TERÖR OPERASYONLARINI ANMALIYDIK
Mezuniyet töreniyle iktisat fakültesinden mezun olan Ali Sevim, Zeytin Dalı ve Fırat Kalkanı operasyonlarında hayatını kaybeden şehitlerimizi anan bir pankart taşımış. Sevim şınları söylüyor: “Ülkemiz son zamanlarda terör odaklarını yok etmek için ciddi bir mücadele veriyor. Fırat Kalkanı ve Zeytin Dalı Harekatları bu mücadelenin örneklerinden. Bizde bu harekatlarda yurdu yaşatmak için can verenleri unutturmamak istedik ve pankartımızı hazırladık. Pankart sonrası sosyal medyada ve mezuniyet töreninde çok olumlu tepkiler aldık. Hatta telefonumu bulup pankart için tebrik edenler bile oldu.”

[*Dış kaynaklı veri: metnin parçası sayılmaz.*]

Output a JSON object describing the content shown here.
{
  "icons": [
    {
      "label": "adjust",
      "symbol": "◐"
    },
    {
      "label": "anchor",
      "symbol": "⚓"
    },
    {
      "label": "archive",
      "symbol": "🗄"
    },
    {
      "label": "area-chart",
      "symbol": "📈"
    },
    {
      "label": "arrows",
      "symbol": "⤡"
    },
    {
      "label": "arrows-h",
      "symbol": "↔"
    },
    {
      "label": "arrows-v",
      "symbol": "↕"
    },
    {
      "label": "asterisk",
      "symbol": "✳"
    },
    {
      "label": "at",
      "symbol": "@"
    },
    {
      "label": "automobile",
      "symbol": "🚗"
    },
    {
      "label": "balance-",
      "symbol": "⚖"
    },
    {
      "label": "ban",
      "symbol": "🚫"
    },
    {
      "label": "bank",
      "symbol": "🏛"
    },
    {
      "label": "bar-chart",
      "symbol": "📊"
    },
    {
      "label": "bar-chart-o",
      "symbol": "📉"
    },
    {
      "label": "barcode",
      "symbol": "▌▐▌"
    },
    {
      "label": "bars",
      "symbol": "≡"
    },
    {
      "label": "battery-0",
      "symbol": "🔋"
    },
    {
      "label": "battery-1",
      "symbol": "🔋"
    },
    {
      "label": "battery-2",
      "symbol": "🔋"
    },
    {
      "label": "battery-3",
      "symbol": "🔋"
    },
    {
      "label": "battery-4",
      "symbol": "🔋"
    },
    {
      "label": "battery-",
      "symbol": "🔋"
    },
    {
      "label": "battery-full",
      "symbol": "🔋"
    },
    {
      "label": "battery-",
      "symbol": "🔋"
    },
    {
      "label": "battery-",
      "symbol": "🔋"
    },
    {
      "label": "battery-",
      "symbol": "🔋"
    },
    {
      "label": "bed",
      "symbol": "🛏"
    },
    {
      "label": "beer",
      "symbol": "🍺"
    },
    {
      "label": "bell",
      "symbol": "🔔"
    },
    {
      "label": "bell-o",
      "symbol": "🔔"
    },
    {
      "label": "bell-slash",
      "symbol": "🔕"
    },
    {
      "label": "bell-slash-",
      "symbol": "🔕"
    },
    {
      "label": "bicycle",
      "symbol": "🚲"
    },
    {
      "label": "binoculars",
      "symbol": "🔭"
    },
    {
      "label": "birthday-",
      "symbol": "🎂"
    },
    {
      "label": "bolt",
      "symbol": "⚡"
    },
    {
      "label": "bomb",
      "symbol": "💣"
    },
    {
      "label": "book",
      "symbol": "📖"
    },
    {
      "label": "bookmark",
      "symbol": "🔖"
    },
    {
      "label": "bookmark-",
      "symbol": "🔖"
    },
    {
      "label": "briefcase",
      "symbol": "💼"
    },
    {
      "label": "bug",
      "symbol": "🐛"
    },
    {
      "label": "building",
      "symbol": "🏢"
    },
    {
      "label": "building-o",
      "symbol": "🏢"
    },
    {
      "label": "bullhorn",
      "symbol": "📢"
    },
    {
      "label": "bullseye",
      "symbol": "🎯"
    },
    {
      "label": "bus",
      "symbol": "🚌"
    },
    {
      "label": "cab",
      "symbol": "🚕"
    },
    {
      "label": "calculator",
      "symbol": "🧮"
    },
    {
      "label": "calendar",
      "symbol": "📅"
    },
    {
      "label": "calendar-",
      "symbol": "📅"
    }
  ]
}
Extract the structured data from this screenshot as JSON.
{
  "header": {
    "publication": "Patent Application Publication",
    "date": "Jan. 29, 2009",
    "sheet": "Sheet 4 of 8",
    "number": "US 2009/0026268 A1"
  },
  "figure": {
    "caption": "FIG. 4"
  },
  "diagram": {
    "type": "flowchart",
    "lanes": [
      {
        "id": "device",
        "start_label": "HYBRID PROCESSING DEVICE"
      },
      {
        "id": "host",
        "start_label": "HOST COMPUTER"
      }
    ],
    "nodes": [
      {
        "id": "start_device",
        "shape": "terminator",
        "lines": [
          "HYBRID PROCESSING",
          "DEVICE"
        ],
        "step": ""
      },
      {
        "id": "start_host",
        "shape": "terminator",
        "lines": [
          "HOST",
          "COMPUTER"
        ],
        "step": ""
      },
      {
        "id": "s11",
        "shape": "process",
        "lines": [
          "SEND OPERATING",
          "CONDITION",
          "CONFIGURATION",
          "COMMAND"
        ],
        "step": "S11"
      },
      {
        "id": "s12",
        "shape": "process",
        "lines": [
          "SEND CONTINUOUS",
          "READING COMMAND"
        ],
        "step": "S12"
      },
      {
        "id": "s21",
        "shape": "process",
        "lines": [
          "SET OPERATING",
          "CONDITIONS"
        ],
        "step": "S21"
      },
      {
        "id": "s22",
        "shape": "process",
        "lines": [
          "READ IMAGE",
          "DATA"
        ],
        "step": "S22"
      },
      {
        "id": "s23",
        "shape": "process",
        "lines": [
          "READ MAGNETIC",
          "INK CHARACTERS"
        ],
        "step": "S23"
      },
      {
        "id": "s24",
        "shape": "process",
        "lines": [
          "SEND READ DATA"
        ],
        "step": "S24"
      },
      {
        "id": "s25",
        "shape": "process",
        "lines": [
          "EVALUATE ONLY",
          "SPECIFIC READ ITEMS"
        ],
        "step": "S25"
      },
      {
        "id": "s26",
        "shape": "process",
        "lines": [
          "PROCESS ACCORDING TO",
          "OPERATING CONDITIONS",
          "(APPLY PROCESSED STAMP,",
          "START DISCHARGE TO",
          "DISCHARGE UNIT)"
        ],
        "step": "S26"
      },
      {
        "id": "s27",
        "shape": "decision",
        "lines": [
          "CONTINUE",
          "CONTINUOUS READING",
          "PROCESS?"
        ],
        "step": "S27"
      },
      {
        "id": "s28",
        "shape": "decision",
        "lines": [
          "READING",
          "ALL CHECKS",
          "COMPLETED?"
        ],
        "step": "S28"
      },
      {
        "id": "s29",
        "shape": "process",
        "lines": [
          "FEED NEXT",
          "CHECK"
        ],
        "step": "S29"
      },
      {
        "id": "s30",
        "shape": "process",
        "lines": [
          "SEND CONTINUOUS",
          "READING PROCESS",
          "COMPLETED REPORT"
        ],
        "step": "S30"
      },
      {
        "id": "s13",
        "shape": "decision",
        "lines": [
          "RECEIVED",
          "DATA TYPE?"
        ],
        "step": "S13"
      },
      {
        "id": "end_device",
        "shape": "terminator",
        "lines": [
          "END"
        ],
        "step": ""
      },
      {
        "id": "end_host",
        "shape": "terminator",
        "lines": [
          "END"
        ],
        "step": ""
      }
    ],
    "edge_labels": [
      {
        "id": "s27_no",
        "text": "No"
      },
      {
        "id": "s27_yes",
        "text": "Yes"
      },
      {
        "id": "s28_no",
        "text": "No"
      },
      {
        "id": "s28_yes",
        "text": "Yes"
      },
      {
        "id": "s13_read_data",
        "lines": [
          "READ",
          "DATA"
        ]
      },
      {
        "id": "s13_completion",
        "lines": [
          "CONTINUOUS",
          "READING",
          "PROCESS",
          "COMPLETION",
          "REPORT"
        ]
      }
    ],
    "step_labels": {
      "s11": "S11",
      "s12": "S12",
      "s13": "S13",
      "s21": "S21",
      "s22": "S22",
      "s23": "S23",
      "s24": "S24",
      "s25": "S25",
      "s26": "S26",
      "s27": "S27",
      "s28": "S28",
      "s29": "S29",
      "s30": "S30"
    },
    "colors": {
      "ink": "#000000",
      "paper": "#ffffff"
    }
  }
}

TOPLUMUN DEĞERLERİNDEN UZAKLAŞIYORLAR
ODTÜ’den 2015 yılında mezun olan Esat Arıtürk ise kendi geçit töreninde taşıdığı “Özgür Filistin, Özgür Mısır, Özgür Orta Doğu” sloganıyla, pankartların sadece hakaret içerikli olmayabileceğini gösteren ilk öğrencilerden biri olmuş. Arıtürk, pankartının hem o yılın gündemine, hem de Orta Doğu Teknik Üniversitesi’nin de özgürlüğe ihtiyacı olduğuna vurgu yaptığını söylüyor. Okullarında diğer birçok okulda olduğu gibi mahalle baskısı olduğunu belirten Arıtürk, okulların siyasi gündemlerden uzak tutulması gerektiğini, öğrenci ve mezunların enerjilerini ülkenin geleceği için harcamaları gerektiğini söylüyor. “Yeni mezun olan bir öğrencinin ülkenin geleceğine dair duyduğu kaygıları ve umutları yansıtması normal. Normal olmayan bunu hakaret düzeyinde bir dille yapması” diyen Arıtürk, “Özellikle ODTÜ için şöyle bir durum var. Bu okulu kazanan öğrenciler, kampüse ayak basar basmaz bir ekolün içine giriyor. Eğitim süreci nedeniyle zamanınızın çoğunu da bu ekol içindeki insanlarla geçiriyorsunuz. Eğer sorgulayan, soran biri değilseniz ve bu ekole hemen teslim oluyorsanız bir süre sonra toplumun tümünün okulda karşılaştığınız insanlar gibi olduğunu sanıyor, bu gerçekliği yaşıyorsunuz. Hakaret içerikli pankartların çoğundaki düşünceler arkadaş gruplarının içinde normal karşılanıyor muhtemelen. Kendi toplumlarının içinden çıkmadıkları için bunun gerçek toplumun değerlerine ters düştüğünü bile fark edemiyorlar” ifadelerini kullanıyor.